Mr. Cranky Takes NY Times to Task for 'Harmful Obscenity'

FIRSTAMENDMENTVILLE—In late February, The New York Times editorialized about the Stolen Valor Act, which makes it a crime to lie about having served in the military or about having been honored by the government for having done so. The court case which gave rise to the editorial, U.S. v. Alvarez, was argued before the Supreme Court on February 21.

The Times made the excellent point—one elaborated upon by several others—that as much as it would be nice if everyone told the truth all the time in their public statements, the law as written goes too far and, according to Ninth Circuit Chief Judge Alex Kozinski, leaves "wide areas of public discourse to the mercies of the truth police."

But then, in an attempt to bolster its case, The Times slipped in a gratituous slam against adult content ... and the Cranky Old Guy called them on it in a letter The Times declined to print:

To the Editor,

What a shame that in editorializing ("Honor and Free Speech," Feb. 22) in support of Xavier Alvarez's First Amendment right to lie about his non-existent military service and non-receipt of a Congressional Medal of Honor, The Times has inadvertently supported its own right to lie: About "obscenity."

"Mr. Alvarez’s lies were not inherently harmful to others, like libel or obscenity, so they do not fall outside the First Amendment’s coverage," you wrote.
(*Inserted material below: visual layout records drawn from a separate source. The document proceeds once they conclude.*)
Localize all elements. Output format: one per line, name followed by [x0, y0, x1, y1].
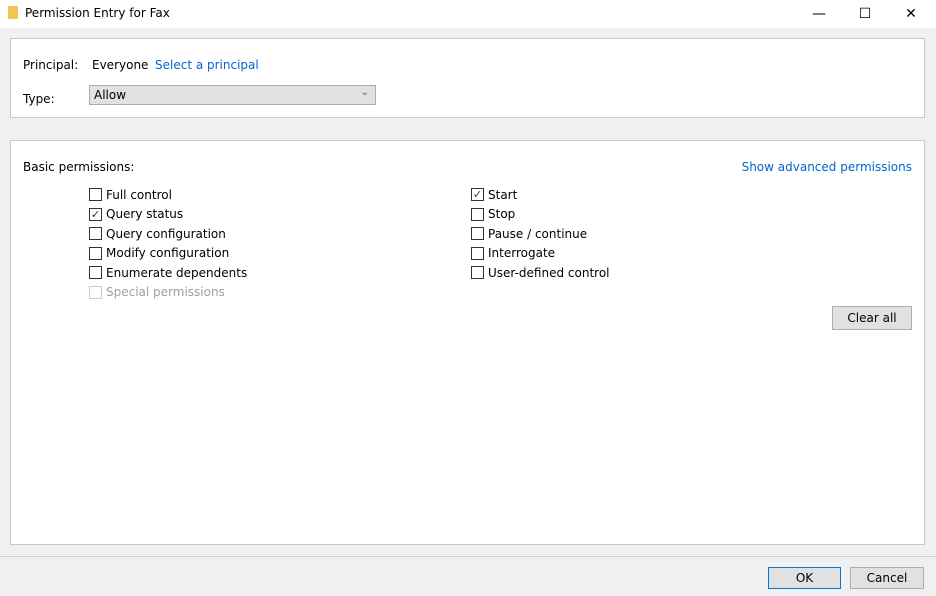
cancel-button[interactable]: Cancel	[850, 567, 924, 589]
checkbox-icon[interactable]	[471, 207, 484, 221]
permission-label: Enumerate dependents	[106, 265, 248, 280]
permission-checkbox[interactable]: Stop	[471, 205, 610, 225]
type-label: Type:	[23, 92, 55, 106]
permission-label: Stop	[488, 207, 516, 222]
permission-checkbox[interactable]: ✓ Query status	[89, 205, 247, 225]
title-bar: Permission Entry for Fax — ☐ ✕	[0, 0, 936, 28]
permission-label: Full control	[106, 187, 172, 202]
left-permissions: Full control ✓ Query status Query configura…	[89, 185, 247, 302]
checkbox-checked-icon[interactable]: ✓	[89, 207, 102, 221]
checkbox-icon[interactable]	[89, 246, 102, 260]
permission-checkbox[interactable]: User-defined control	[471, 263, 610, 283]
principal-value: Everyone	[92, 58, 149, 72]
show-advanced-permissions-link[interactable]: Show advanced permissions	[742, 160, 912, 174]
principal-label: Principal:	[23, 58, 79, 72]
maximize-button[interactable]: ☐	[842, 0, 888, 28]
permission-label: Query status	[106, 207, 184, 222]
principal-panel	[10, 38, 925, 118]
folder-icon	[8, 6, 18, 19]
checkbox-icon	[89, 285, 102, 299]
permission-checkbox[interactable]: Full control	[89, 185, 247, 205]
checkbox-icon[interactable]	[471, 246, 484, 260]
permission-label: Pause / continue	[488, 226, 588, 241]
type-value: Allow	[94, 88, 127, 102]
checkbox-icon[interactable]	[471, 227, 484, 241]
window-title: Permission Entry for Fax	[25, 6, 170, 20]
checkbox-icon[interactable]	[89, 227, 102, 241]
checkbox-checked-icon[interactable]: ✓	[471, 188, 484, 202]
permission-label: User-defined control	[488, 265, 610, 280]
permission-label: Special permissions	[106, 285, 225, 300]
checkbox-icon[interactable]	[89, 266, 102, 280]
permission-checkbox[interactable]: Enumerate dependents	[89, 263, 247, 283]
chevron-down-icon: ⌄	[360, 87, 369, 98]
permission-checkbox[interactable]: ✓ Start	[471, 185, 610, 205]
clear-all-button[interactable]: Clear all	[832, 306, 912, 330]
permission-checkbox: Special permissions	[89, 283, 247, 303]
footer-divider	[0, 556, 936, 557]
permission-checkbox[interactable]: Modify configuration	[89, 244, 247, 264]
permission-label: Interrogate	[488, 246, 556, 261]
permission-checkbox[interactable]: Pause / continue	[471, 224, 610, 244]
permission-label: Start	[488, 187, 518, 202]
permission-label: Query configuration	[106, 226, 226, 241]
right-permissions: ✓ Start Stop Pause / continue Interrogate Use…	[471, 185, 610, 283]
checkbox-icon[interactable]	[471, 266, 484, 280]
type-select[interactable]: Allow ⌄	[89, 85, 376, 105]
ok-button[interactable]: OK	[768, 567, 841, 589]
minimize-button[interactable]: —	[796, 0, 842, 28]
close-button[interactable]: ✕	[888, 0, 934, 28]
permission-checkbox[interactable]: Query configuration	[89, 224, 247, 244]
checkbox-icon[interactable]	[89, 188, 102, 202]
permission-checkbox[interactable]: Interrogate	[471, 244, 610, 264]
select-principal-link[interactable]: Select a principal	[155, 58, 259, 72]
basic-permissions-label: Basic permissions:	[23, 160, 135, 174]
permission-label: Modify configuration	[106, 246, 230, 261]
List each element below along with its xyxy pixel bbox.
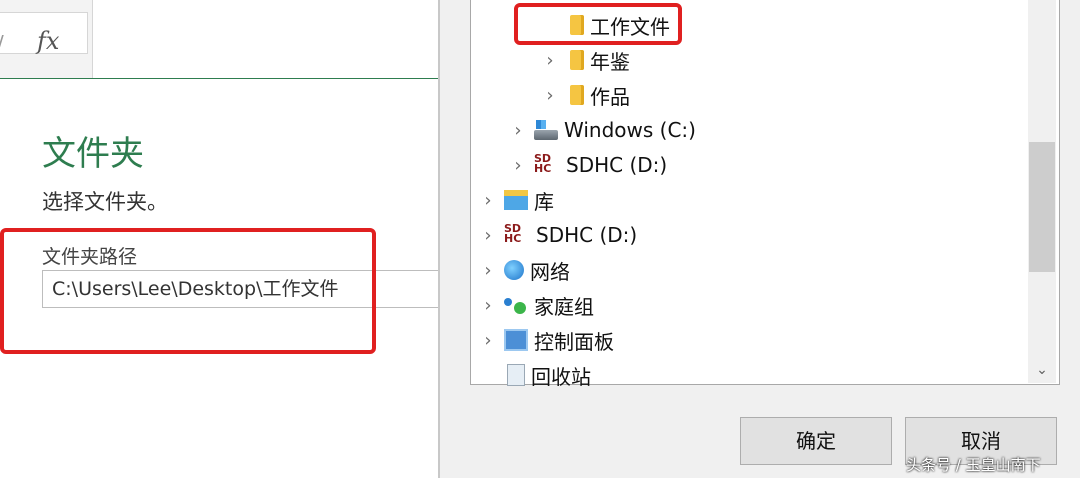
chevron-right-icon[interactable]: › [478,225,498,246]
tree-item-label: SDHC (D:) [566,153,668,177]
chevron-right-icon[interactable]: › [478,260,498,281]
tree-item-works[interactable]: › 作品 [540,78,630,112]
sd-card-icon: SD HC [504,222,522,245]
tree-item-windows-c[interactable]: › Windows (C:) [508,113,696,147]
tree-item-label: 年鉴 [590,49,630,74]
separator-glyph: / [0,31,4,55]
sd-card-icon: SD HC [534,152,552,175]
drive-icon [534,120,558,140]
chevron-right-icon[interactable]: › [508,155,528,176]
scroll-down-icon[interactable]: ⌄ [1029,358,1055,382]
page-title: 文件夹 [42,134,144,174]
tree-item-label: 库 [534,189,554,214]
fx-button[interactable]: / fx [0,12,88,55]
formula-bar-left: / fx [0,0,93,78]
page-description: 选择文件夹。 [42,190,168,214]
network-icon [504,260,524,280]
formula-bar: / fx [0,0,440,79]
highlight-box-path [0,228,376,354]
tree-item-network[interactable]: › 网络 [478,253,570,287]
tree-item-label: 作品 [590,84,630,109]
library-icon [504,190,528,210]
tree-item-label: Windows (C:) [564,118,696,142]
tree-item-library[interactable]: › 库 [478,183,554,217]
folder-icon [570,85,584,105]
ok-button[interactable]: 确定 [740,417,892,465]
chevron-right-icon[interactable]: › [540,85,560,106]
scrollbar-thumb[interactable] [1029,142,1055,272]
tree-item-control-panel[interactable]: › 控制面板 [478,323,614,357]
tree-item-label: SDHC (D:) [536,223,638,247]
tree-item-label: 网络 [530,259,570,284]
highlight-box-folder [514,3,682,45]
control-panel-icon [504,329,528,351]
chevron-right-icon[interactable]: › [478,190,498,211]
tree-item-yearbook[interactable]: › 年鉴 [540,43,630,77]
chevron-right-icon[interactable]: › [540,50,560,71]
chevron-right-icon[interactable]: › [478,295,498,316]
tree-item-sdhc-d[interactable]: › SD HC SDHC (D:) [508,148,667,182]
fx-icon: fx [37,27,60,55]
tree-item-label: 家庭组 [534,294,594,319]
chevron-right-icon[interactable]: › [478,330,498,351]
tree-item-sdhc-d-root[interactable]: › SD HC SDHC (D:) [478,218,637,252]
tree-item-label: 控制面板 [534,329,614,354]
tree-item-recycle-bin[interactable]: 回收站 [478,358,591,392]
folder-icon [570,50,584,70]
recycle-bin-icon [507,364,525,386]
homegroup-icon [504,294,528,316]
tree-item-homegroup[interactable]: › 家庭组 [478,288,594,322]
watermark: 头条号 / 玉皇山南下 [906,456,1041,474]
chevron-right-icon[interactable]: › [508,120,528,141]
tree-item-label: 回收站 [531,364,591,389]
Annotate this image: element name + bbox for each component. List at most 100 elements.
However, there is no peer-reviewed scientific data that has shown that obscenity is "inherently harmful" to anyone, and even the Supreme Court has ruled, in Stanley v. Georgia (1969), that citizens may lawfully possess obscene material in their homes—a strange position for the high court to take if it believed that obscenity were actually intrinsically harmful.

Moreover, despite the hundreds of obscenity prosecutions that have taken place over the years at the federal, state and municipal levels, in not one single instance has a prosecutor ever called a witness to testify that he or she had been personally harmed by exposure to "obscene" material. Instead, they rely on anecdotal reports from pro-censorship groups and appeals to the "community standards," when it's long been clear that the vast majority of Americans have never discussed their sexual preferences, let along their sexual media preferences, with their neighbors in order for the jurors selected to try the case to form an idea of what are their own community's "standards."

And finally, of course, there is nothing in the First Amendment itself that allows even the Supreme Court to exempt "obscenity" from the unqualified rights of "freedom of speech, or of the press." (This same prohibition, of course, would apply to such banned speech as defamation and fraud, but the solution is not to summarily ban such speech by Supreme Court edict; it's to pass a constitutional amendment to exempt those forms of speech from First Amendment protections. The fact that Americans appear to be too lazy or complacent to do the work necessary to comply with the Constitution's speech clauses is not an excuse to ignore that document's clear wording.)

So as long as The Times has taken the stance that non-harmful speech is fully protected by the Constitution, perhaps it should rethink its mistaken impression that anyone is harmed by "obscene" speech.